Мы говорили с разными акцентами на одном языке, но каждое слово имело для них и меня разный смысл. Для меня деревья — это березы, а для них — пальмы. Это прекрасно, это — многомирье, но как французы под самим Парижем отдают свое здоровье и свою жизнь африканской деревне, вооруженной шприцем, я отказываюсь понимать.
Одна санитарка из Сенегала спросила, есть ли у меня жена, и когда я сказал «есть», она предложила стать мне второй женой. Медсестра из Туниса спросила меня, кто я по национальности. Русский. Из какой страны? Из России. Такой страны она не знала. Я упростил задачу. Из Москвы. Она что-то сообразила. Вы там живете? Да. И вы говорите по-русски? Я изумился. А как еще? Выяснилось, что она рассуждает, исходя из опыта Туниса. Там есть такие, кто говорит по-французски, а не понимает по-арабски. Она считала, что все в Москве говорят по-французски, а некоторые еще и по-русски.

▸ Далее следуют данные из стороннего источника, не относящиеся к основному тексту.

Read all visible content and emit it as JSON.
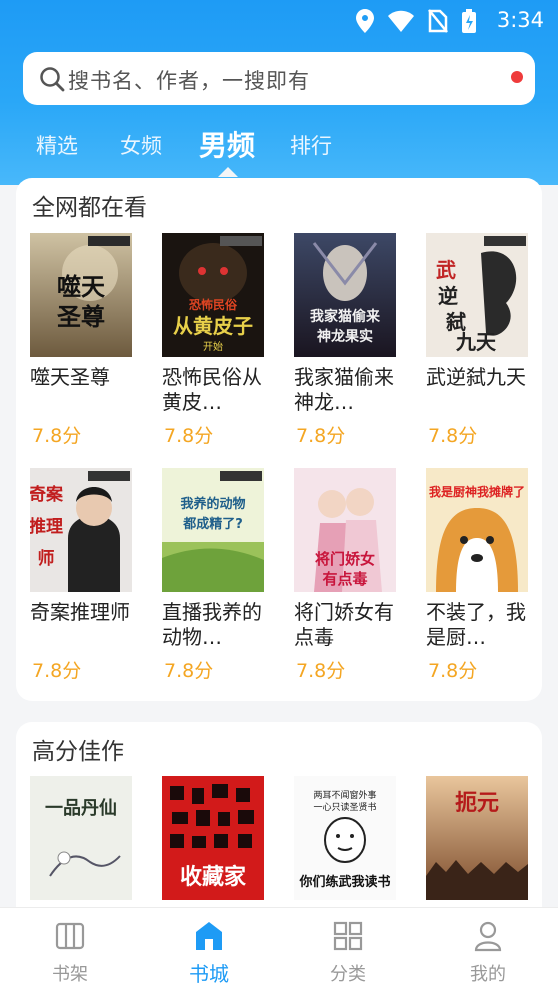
{
  "status_bar": {
    "time": "3:34"
  },
  "search": {
    "placeholder": "搜书名、作者，一搜即有"
  },
  "tabs": [
    {
      "label": "精选",
      "active": false
    },
    {
      "label": "女频",
      "active": false
    },
    {
      "label": "男频",
      "active": true
    },
    {
      "label": "排行",
      "active": false
    }
  ],
  "sections": [
    {
      "title": "全网都在看",
      "books": [
        {
          "title": "噬天圣尊",
          "rating": "7.8分",
          "cover_text": "噬天圣尊"
        },
        {
          "title": "恐怖民俗从黄皮…",
          "rating": "7.8分",
          "cover_text": "恐怖民俗 从黄皮子开始"
        },
        {
          "title": "我家猫偷来神龙…",
          "rating": "7.8分",
          "cover_text": "我家猫偷来神龙果实"
        },
        {
          "title": "武逆弑九天",
          "rating": "7.8分",
          "cover_text": "武逆弑九天"
        },
        {
          "title": "奇案推理师",
          "rating": "7.8分",
          "cover_text": "奇案推理师"
        },
        {
          "title": "直播我养的动物…",
          "rating": "7.8分",
          "cover_text": "直播：我养的动物都成精了？"
        },
        {
          "title": "将门娇女有点毒",
          "rating": "7.8分",
          "cover_text": "将门娇女有点毒"
        },
        {
          "title": "不装了，我是厨…",
          "rating": "7.8分",
          "cover_text": "我是厨神我摊牌了"
        }
      ]
    },
    {
      "title": "高分佳作",
      "books": [
        {
          "title": "",
          "rating": "",
          "cover_text": "一品丹仙"
        },
        {
          "title": "",
          "rating": "",
          "cover_text": "异常收藏家"
        },
        {
          "title": "",
          "rating": "",
          "cover_text": "你们练武我读书"
        },
        {
          "title": "",
          "rating": "",
          "cover_text": "扼元"
        }
      ]
    }
  ],
  "bottom_nav": [
    {
      "label": "书架",
      "icon": "bookshelf-icon",
      "active": false
    },
    {
      "label": "书城",
      "icon": "home-icon",
      "active": true
    },
    {
      "label": "分类",
      "icon": "category-icon",
      "active": false
    },
    {
      "label": "我的",
      "icon": "profile-icon",
      "active": false
    }
  ],
  "colors": {
    "accent": "#1e9bf5",
    "rating": "#f4a623",
    "search_dot": "#ef3b3b"
  }
}
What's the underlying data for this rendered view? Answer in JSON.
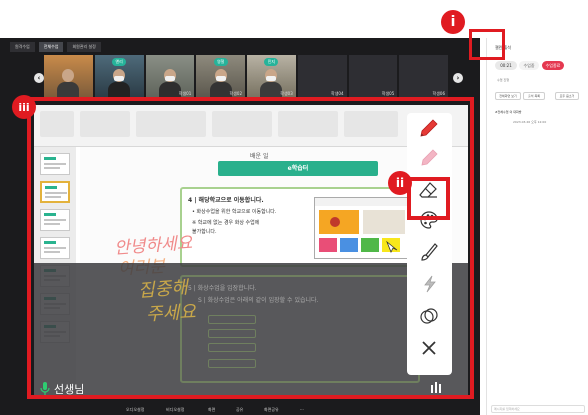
{
  "tabs": [
    "원격수업",
    "전체수업",
    "회원관리 설정"
  ],
  "video_tiles": [
    {
      "badge": "",
      "name": ""
    },
    {
      "badge": "앤리",
      "name": ""
    },
    {
      "badge": "",
      "name": "학생01"
    },
    {
      "badge": "영철",
      "name": "학생02"
    },
    {
      "badge": "민지",
      "name": "학생03"
    },
    {
      "badge": "",
      "name": "학생04"
    },
    {
      "badge": "",
      "name": "학생05"
    },
    {
      "badge": "",
      "name": "학생06"
    }
  ],
  "prev_arrow": "‹",
  "next_arrow": "›",
  "slide": {
    "tag": "배운 일",
    "green_banner": "e학습터",
    "card_title": "4 | 해당학교으로 이동합니다.",
    "card_lines": [
      "• 화상수업을 위한 학교으로 이동합니다.",
      "※ 학교에 없는 경우 화상 수업에",
      "   불가합니다."
    ],
    "hand_text_1": "안녕하세요",
    "hand_text_2": "여러분",
    "hand_text_3": "집중해",
    "hand_text_4": "주세요",
    "dim_card_title": "5 | 화상수업을 입장합니다.",
    "dim_card_line": "S | 화상수업은 아래의 같이 입장할 수 있습니다."
  },
  "toolbar": {
    "tools": [
      "pen-icon",
      "highlighter-icon",
      "eraser-icon",
      "palette-icon",
      "brush-icon",
      "laser-icon",
      "shapes-icon",
      "close-icon"
    ]
  },
  "presenter": {
    "name": "선생님"
  },
  "bottom_bar": {
    "items": [
      "오디오설정",
      "비디오설정",
      "화면",
      "공유",
      "화면공유",
      "···"
    ]
  },
  "right_panel": {
    "title": "챌린 출석",
    "pill_left": "00:21",
    "pill_mid": "수업중",
    "pill_right": "수업종료",
    "small_1": "수업 진행",
    "small_2": "#전체수업 의 대화방",
    "small_3": "2023.03.26 오후 12:00",
    "btn_1": "전체화면 보기",
    "btn_2": "출석 목록",
    "btn_3": "모두 음소거",
    "input_placeholder": "메시지를 입력하세요"
  },
  "annotations": {
    "marker_1": "i",
    "marker_2": "ii",
    "marker_3": "iii"
  },
  "colors": {
    "annotation_red": "#e01b21",
    "teal": "#29b08c",
    "dark_bg": "#1b1b1d"
  }
}
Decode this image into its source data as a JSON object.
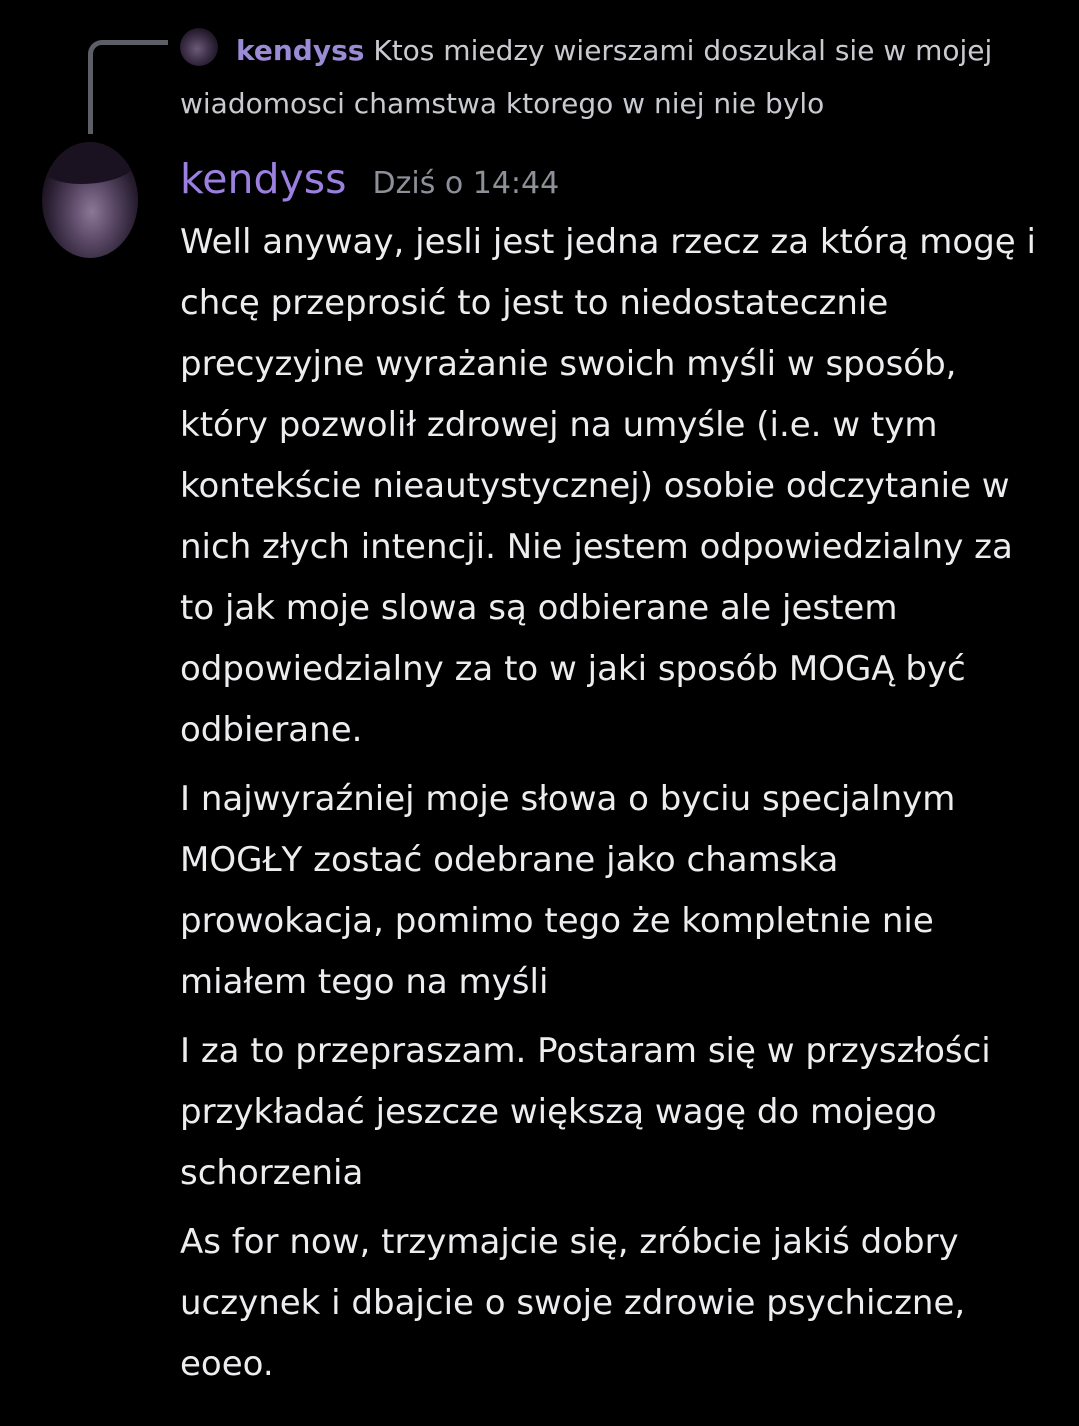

Березы и пальмы, снега и пустыни. На третий день пришла кричащий доктор из третьего мира. Она кричала, возмущалась, я так и не понял, в чем дело. Она ушла — принесли обед. Вполне сносный французский обед. После обеда пришла моя «вторая жена» и сказала, что будет меня колоть. Она называла меня по-французски «патрон», что в общем-то переводится как «хозяин».
— Je pique! — возвестила она и торжественно, больно уколола в живот.
Как ни странно, к вечеру пришла рыжая французская медсестра с голубыми глазами. Я сначала решил, что это галлюцинация.